San Francisco, which was caught off guard by plans by Ofo and Bluegogo to enter the U.S., recently proposed legislation around how to obtain and maintain a stationless bike-share permit. (Bluegogo, which initially aimed to park its bicycles in public bike racks, says now it will use bike stations in private parking spaces.)
NACTO, an association of 51 major North American cities, issued a statement earlier this week saying it also welcomes bike-share systems of all stripes, as long as they’re “part of a city’s overall transportation network and vision.” (Companies that have “shown that they are not serious about providing bikes as a real mobility option for people . . . [but] more interested in media attention and a quick buyout . . . put the public at risk,” it added.)
Dockless bikes make a lot of sense as a last-mile option for commuters, too. Even now, Rzepecki sees a day when SoBi’s bikes are electric and work with fleets of autonomous cars and shuttles to get people to their office doors. Ofo has the same ambitions, says Ljungman, not least because China’s ride-hailing giant Didi is among its investors. In fact, Didi’s customers can already reserve an Ofo bike through Didi’s app.
As with Uber — which envisioned itself as a logistics company from the start — the potential also exists for the bikes to carry more than people. Ljungman says that making deliveries, for example, is “not something [Ofo] has on its radar, but given they’re building a really interesting network and distribution capability . . . the amount of products and services you can attach to that is pretty large.”
Still, it’s easy to conclude that investors — and founders — are getting ahead of themselves in a race to create the next so-called decacorn.
Though Ofo has global ambitions — it reportedly wants to introduce 50,000 bikes in roughly 10 U.S. cities by July — Ljungman acknowledges that the U.S. market will be a tough nut to crack. “You need the right kind of cities. In many places in the world, cities weren’t built around cars. They were built around people walking or cycling or even riding horses,” he notes. “There’s a cultural aspect, too. In Amsterdam, you see lots of bicycles all over the place. They rule the city.” That’s not so in many American cities where bikers represent fewer than 1 percent of all commuters.
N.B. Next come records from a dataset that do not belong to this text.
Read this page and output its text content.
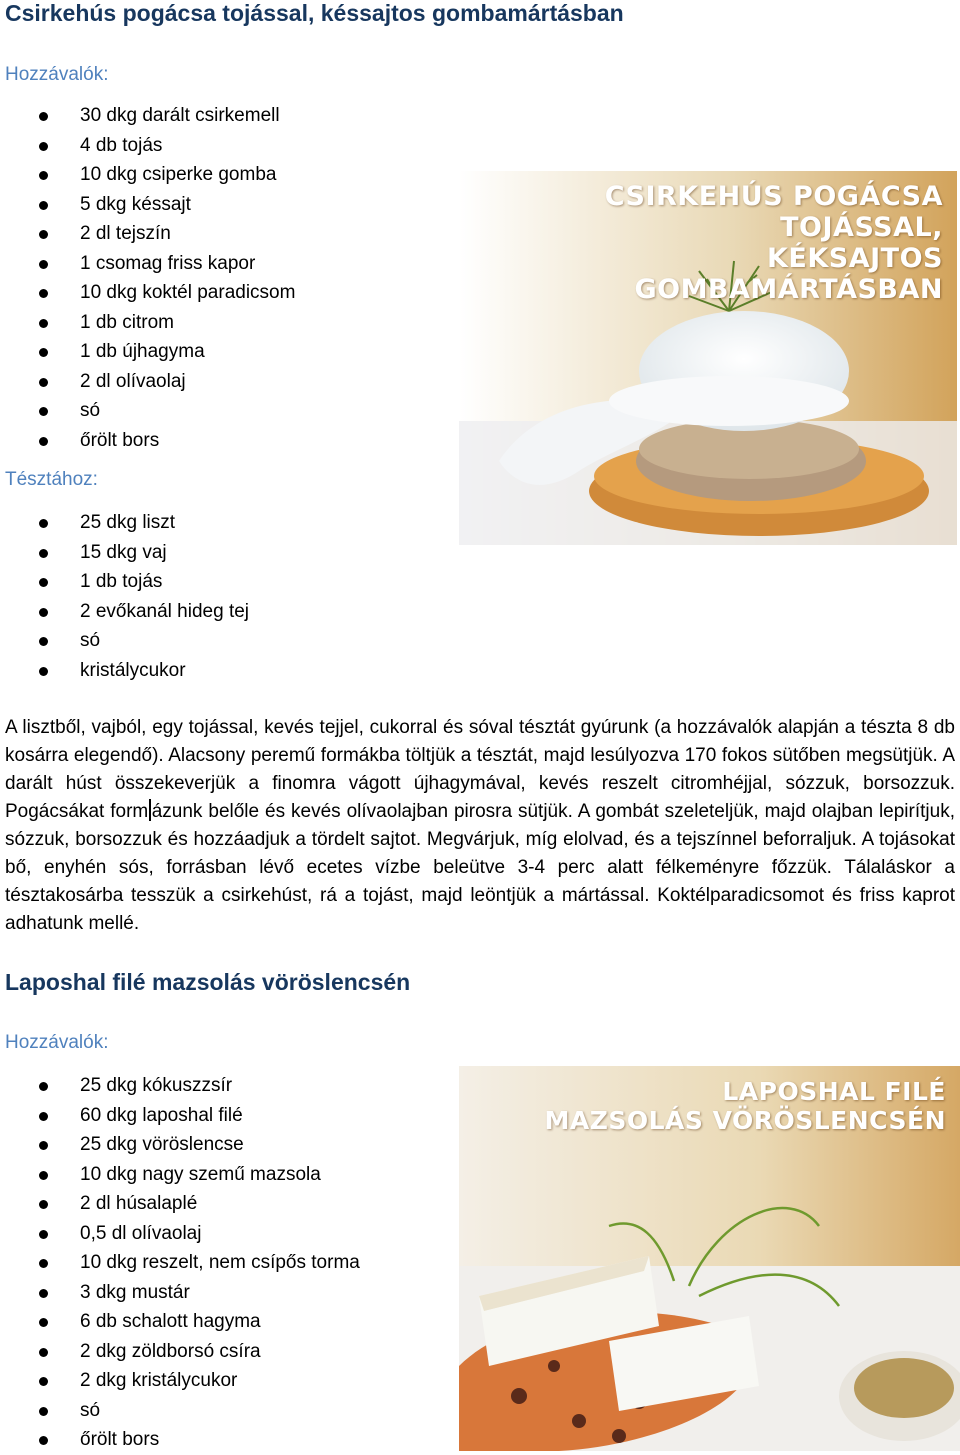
Csirkehús pogácsa tojással, késsajtos gombamártásban
Hozzávalók:
30 dkg darált csirkemell
4 db tojás
10 dkg csiperke gomba
5 dkg késsajt
2 dl tejszín
1 csomag friss kapor
10 dkg koktél paradicsom
1 db citrom
1 db újhagyma
2 dl olívaolaj
só
őrölt bors
Tésztához:
25 dkg liszt
15 dkg vaj
1 db tojás
2 evőkanál hideg tej
só
kristálycukor
CSIRKEHÚS POGÁCSA TOJÁSSAL,
KÉKSAJTOS GOMBAMÁRTÁSBAN

A lisztből, vajból, egy tojással, kevés tejjel, cukorral és sóval tésztát gyúrunk (a hozzávalók alapján a tészta 8 db kosárra elegendő). Alacsony peremű formákba töltjük a tésztát, majd lesúlyozva 170 fokos sütőben megsütjük. A darált húst összekeverjük a finomra vágott újhagymával, kevés reszelt citromhéjjal, sózzuk, borsozzuk. Pogácsákat form ázunk belőle és kevés olívaolajban pirosra sütjük. A gombát szeleteljük, majd olajban lepirítjuk, sózzuk, borsozzuk és hozzáadjuk a tördelt sajtot. Megvárjuk, míg elolvad, és a tejszínnel beforraljuk. A tojásokat bő, enyhén sós, forrásban lévő ecetes vízbe beleütve 3-4 perc alatt félkeményre főzzük. Tálaláskor a tésztakosárba tesszük a csirkehúst, rá a tojást, majd leöntjük a mártással. Koktélparadicsomot és friss kaprot adhatunk mellé.

Laposhal filé mazsolás vöröslencsén
Hozzávalók:
25 dkg kókuszzsír
60 dkg laposhal filé
25 dkg vöröslencse
10 dkg nagy szemű mazsola
2 dl húsalaplé
0,5 dl olívaolaj
10 dkg reszelt, nem csípős torma
3 dkg mustár
6 db schalott hagyma
2 dkg zöldborsó csíra
2 dkg kristálycukor
só
őrölt bors
LAPOSHAL FILÉ
MAZSOLÁS VÖRÖSLENCSÉN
The economics of the business appear challenged, too. While bike-share companies insist that they’re making the bikes as efficiently and cost-effectively as possible in partnership with China-based manufacturers, it hasn’t proven a lucrative business to date. For example, Motivate — which bought Citi Bike from Alta in 2014 — now oversees more than 10,000 bikes across bike-sharing programs in 10 U.S. cities and recorded 14 million rides last year, and it still isn’t profitable, says a source close to the company. Presumably, making electric bikes will be even more costly.
And there are shenanigans. According to O’Sullivan, the founders of one dockless bike-share startup met earlier with Rzepecki under the guise of wanting to fund SoBi, which has reached profitability off $7 million in funding to date and is now looking to raise substantially more. They then used their findings to raise money for a new startup of their own.
Asked about the claim, Rzepecki declines to confirm it, saying instead, “A lot of people are entering the market and maybe being a bit more opportunistic in trying to compete. For me, it’s generally a good sign that we have an environment now that’s being capitalized, even if not everyone has the same intentions that we have.”
It’s almost like the second coming of Uber. At least, people seem to hope that’s the case.
“I do think Uber’s bad-boy behavior has emboldened some to also break laws and charge ahead of social consequences,” says O’Sullivan. “They got away with it, and they got rewarded for it financially, despite hundreds of millions of dollars in settlements to state regulators and elsewhere.
“Until Uber came along, I never thought it could possibly have worked. Now others may see it as a model worth copying.”